At one end the panther wrought fearful havoc with his mighty talons and long, sharp fangs, while Akut at the other buried his yellow canines in the necks of those that came within his reach, hurling the terror-stricken blacks overboard as he made his way toward the centre of the canoe.
Kaviri was so busily engaged with the demons that had entered his own craft that he could offer no assistance to his warriors in the other. A giant of a white devil had wrested his spear from him as though he, the mighty Kaviri, had been but a new-born babe. Hairy monsters were overcoming his fighting men, and a black chieftain like himself was fighting shoulder to shoulder with the hideous pack that opposed him.

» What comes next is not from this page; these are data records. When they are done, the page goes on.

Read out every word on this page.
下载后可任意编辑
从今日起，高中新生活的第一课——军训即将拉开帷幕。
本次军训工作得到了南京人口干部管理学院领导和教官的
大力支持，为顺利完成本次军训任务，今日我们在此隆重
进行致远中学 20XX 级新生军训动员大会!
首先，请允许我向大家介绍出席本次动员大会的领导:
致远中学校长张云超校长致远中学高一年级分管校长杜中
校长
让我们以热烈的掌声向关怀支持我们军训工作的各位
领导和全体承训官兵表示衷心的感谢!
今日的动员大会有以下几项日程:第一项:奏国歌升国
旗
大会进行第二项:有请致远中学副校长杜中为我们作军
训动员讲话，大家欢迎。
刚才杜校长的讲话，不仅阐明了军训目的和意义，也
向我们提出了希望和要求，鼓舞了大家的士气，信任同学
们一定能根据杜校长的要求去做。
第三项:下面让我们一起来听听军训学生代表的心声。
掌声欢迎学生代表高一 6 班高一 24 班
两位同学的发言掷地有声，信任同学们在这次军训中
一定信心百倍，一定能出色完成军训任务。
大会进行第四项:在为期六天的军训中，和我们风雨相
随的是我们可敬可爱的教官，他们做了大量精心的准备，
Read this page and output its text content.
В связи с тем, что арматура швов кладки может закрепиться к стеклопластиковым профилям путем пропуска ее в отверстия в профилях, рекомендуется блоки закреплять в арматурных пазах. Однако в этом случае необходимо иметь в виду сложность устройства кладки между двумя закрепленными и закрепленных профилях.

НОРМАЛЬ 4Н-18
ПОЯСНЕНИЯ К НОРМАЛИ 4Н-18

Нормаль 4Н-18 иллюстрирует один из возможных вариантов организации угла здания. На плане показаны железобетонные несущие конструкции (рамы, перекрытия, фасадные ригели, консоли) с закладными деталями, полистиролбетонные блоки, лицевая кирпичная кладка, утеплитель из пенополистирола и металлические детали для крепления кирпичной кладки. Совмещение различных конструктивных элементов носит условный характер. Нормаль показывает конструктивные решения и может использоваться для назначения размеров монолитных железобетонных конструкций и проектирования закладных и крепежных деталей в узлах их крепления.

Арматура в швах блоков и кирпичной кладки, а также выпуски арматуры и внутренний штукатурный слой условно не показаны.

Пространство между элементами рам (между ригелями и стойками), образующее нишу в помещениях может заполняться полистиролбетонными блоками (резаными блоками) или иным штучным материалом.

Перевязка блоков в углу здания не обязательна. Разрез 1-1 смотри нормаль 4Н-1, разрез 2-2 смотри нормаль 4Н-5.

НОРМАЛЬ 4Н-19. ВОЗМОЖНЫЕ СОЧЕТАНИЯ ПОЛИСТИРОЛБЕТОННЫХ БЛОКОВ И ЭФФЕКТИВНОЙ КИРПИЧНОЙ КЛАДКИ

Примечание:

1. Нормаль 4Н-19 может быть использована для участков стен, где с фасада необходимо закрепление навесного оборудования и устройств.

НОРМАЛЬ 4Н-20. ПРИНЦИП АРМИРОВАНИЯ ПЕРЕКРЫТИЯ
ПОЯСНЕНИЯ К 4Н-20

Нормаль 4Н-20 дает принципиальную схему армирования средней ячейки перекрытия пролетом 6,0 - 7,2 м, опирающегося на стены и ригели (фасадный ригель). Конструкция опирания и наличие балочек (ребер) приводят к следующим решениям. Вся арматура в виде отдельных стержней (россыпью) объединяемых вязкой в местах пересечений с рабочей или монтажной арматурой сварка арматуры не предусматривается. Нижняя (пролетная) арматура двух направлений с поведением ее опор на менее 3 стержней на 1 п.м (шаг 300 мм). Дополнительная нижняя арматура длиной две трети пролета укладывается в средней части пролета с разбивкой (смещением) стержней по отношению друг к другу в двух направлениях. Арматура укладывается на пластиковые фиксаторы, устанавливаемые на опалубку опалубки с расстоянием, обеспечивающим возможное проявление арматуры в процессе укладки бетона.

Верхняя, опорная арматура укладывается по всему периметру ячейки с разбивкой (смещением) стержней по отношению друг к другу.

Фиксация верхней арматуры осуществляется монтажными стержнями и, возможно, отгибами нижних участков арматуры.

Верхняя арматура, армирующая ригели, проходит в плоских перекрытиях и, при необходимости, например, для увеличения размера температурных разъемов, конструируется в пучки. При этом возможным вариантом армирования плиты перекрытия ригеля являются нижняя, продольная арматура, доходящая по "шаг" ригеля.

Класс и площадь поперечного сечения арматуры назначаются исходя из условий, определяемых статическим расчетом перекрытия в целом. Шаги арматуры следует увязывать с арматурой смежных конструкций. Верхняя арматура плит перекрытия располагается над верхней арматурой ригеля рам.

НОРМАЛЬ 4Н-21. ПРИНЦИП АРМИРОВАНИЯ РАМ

Kaviri battled bravely against his antagonist, for he felt that death had already claimed him, and so the least that he could do would be to sell his life as dearly as possible; but it was soon evident that his best was quite futile when pitted against the superhuman brawn and agility of the creature that at last found his throat and bent him back into the bottom of the canoe.
Presently Kaviri's head began to whirl—objects became confused and dim before his eyes—there was a great pain in his chest as he struggled for the breath of life that the thing upon him was shutting off for ever. Then he lost consciousness.